Cumming, 59, said: “Our Scottishness then at drama school – and not just at drama school, in the world as well – was sort of seen as a problem we would have to overcome rather than an attribute.”

He added: “In the course of doing this book we were reminded that it’s when other people try to tell us who we are or what they want to do with us that it goes wrong. It’s actually us, our authentic sort of magic that we have together as a combo is what has made this and why 40 years on we are here.

“We realised that wherever we went in the world people could understand us because they could relate to us. I think that a great thing about us looking back at Victor and Barry is realising that our Scottishness and our difference is not a negative.

“Now I feel like my Scottishness is the best thing about me.”

Masson, 60, said: “At drama school we were encouraged to lose our voice, lose our accent, and we were one of the first years to go ‘no, we want to be able to just be ourselves and not have to become English to become an actor and learn an English accent’.

“And there was no-one around apart from Billy Connolly at the time we were starting out. There was no real Scottish voice, and that thing of just being able to stand up and be yourself and be confident in that, that journey is important.”

Cumming and Masson created their Victor and Barry act during their first year at drama school to perform for final year students.

The pair revealed they had spent their time in the capital together working on a stage musical of The High Life, the BBC sitcom they dubbed “Victor and Barry on a plane”.

The sitcom, which ran on BBC Two for just one series in 1994, starred Cumming and Masson as junior air stewards Sebastian Flight and Steve McCracken, on the fictional Air Scotia. Episodes ranged from Sebastian trying to enter the Eurovision Song Contest to a small business espionage plot involving biscuits.

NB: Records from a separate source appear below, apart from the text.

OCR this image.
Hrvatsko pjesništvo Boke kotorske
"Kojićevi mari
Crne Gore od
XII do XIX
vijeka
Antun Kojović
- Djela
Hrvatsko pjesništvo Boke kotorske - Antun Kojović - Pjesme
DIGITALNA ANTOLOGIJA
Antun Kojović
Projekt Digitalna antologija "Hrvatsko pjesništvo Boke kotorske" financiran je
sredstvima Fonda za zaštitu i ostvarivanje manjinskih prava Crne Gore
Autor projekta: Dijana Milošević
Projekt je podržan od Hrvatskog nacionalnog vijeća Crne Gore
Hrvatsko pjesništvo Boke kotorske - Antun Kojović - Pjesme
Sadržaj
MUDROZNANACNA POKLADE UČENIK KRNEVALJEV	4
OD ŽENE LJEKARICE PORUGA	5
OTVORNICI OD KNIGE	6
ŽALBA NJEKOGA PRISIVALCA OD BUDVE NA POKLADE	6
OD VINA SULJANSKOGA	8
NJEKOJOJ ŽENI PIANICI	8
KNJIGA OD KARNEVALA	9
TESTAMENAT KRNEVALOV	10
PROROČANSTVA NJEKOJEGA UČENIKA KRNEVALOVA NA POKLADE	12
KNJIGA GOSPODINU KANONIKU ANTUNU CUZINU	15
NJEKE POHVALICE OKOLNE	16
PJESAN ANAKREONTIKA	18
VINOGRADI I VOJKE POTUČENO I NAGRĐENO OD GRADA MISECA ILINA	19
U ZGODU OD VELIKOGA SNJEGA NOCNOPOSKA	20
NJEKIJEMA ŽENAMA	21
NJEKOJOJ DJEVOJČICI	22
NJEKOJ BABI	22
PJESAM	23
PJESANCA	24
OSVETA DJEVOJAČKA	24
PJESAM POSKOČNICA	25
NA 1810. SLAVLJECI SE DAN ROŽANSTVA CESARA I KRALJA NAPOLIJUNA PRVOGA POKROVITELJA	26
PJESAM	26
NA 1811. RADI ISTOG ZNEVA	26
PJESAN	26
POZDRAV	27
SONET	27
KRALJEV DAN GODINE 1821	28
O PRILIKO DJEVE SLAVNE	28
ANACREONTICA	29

Cumming said: “For a long time the National Theatre of Scotland asked us, would we like to do a musical of The High Life and we said ‘yes, great’, and we’ve done nothing about it for like a decade.


“Then, in the course of writing this book I was doing this solo dance thing about Robert Burns and Forbes came to see it and so did Johnny McKnight, this great writer, performer, director from Scotland.

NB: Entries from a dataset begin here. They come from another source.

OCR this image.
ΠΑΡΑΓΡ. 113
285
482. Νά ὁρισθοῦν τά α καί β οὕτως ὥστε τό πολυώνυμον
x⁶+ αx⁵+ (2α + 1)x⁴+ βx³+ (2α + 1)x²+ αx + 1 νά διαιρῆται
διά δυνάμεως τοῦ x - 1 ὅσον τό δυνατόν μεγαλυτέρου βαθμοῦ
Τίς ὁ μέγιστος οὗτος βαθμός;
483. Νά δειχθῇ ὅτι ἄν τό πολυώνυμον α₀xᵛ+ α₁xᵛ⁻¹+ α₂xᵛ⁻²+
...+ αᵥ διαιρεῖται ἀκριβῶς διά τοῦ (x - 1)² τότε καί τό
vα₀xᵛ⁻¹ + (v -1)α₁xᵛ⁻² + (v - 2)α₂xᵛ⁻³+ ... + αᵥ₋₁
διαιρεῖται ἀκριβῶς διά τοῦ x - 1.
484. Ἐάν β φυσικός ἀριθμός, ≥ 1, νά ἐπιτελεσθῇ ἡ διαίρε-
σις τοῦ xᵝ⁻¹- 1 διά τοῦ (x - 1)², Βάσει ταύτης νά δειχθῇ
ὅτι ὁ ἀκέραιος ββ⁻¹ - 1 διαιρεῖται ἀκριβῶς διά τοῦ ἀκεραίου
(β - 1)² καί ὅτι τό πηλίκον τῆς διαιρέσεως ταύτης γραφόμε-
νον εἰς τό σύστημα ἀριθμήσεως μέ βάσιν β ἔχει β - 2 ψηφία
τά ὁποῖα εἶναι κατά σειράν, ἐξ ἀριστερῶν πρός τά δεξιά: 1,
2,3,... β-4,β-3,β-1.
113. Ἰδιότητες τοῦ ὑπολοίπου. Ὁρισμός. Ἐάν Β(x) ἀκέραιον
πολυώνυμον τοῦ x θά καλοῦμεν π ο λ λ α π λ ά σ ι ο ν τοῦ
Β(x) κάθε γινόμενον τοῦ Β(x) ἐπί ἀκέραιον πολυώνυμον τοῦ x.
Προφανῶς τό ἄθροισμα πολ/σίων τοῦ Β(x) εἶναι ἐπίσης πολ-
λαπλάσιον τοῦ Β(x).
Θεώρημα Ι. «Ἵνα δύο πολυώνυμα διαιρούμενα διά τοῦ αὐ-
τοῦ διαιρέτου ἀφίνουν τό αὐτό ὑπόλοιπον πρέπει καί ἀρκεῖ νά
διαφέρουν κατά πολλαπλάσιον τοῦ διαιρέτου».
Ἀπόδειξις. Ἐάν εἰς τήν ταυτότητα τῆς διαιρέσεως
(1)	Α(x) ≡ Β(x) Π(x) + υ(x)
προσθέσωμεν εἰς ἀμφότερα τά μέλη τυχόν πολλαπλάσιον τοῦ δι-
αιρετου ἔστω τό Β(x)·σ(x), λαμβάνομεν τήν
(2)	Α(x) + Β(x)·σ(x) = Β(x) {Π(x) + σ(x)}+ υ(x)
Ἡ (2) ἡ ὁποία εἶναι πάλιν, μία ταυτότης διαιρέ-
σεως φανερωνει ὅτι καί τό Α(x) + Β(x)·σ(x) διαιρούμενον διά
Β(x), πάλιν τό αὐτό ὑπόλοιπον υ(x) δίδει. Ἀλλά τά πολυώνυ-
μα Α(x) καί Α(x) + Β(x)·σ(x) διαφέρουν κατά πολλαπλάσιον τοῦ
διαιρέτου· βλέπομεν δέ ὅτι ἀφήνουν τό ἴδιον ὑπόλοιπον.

“Johnny and I and Forbes had such a laugh and the next day Johnny said ‘it was so great to see you, have you ever thought about doing The High Life as a musical’. And I went ‘wait’.

“So now we’ve brought Johnny in and he’s been the catalyst. He gets those surreal cultural references that are just hilarious.

“Now we’re writing, we’re just doing workshops for the last couple of days and we’ve got another one in October.

“So we’re working on a theatre musical of The High Life, which we’re going to do with the National Theatre of Scotland. Coming to a theatre near you soon.”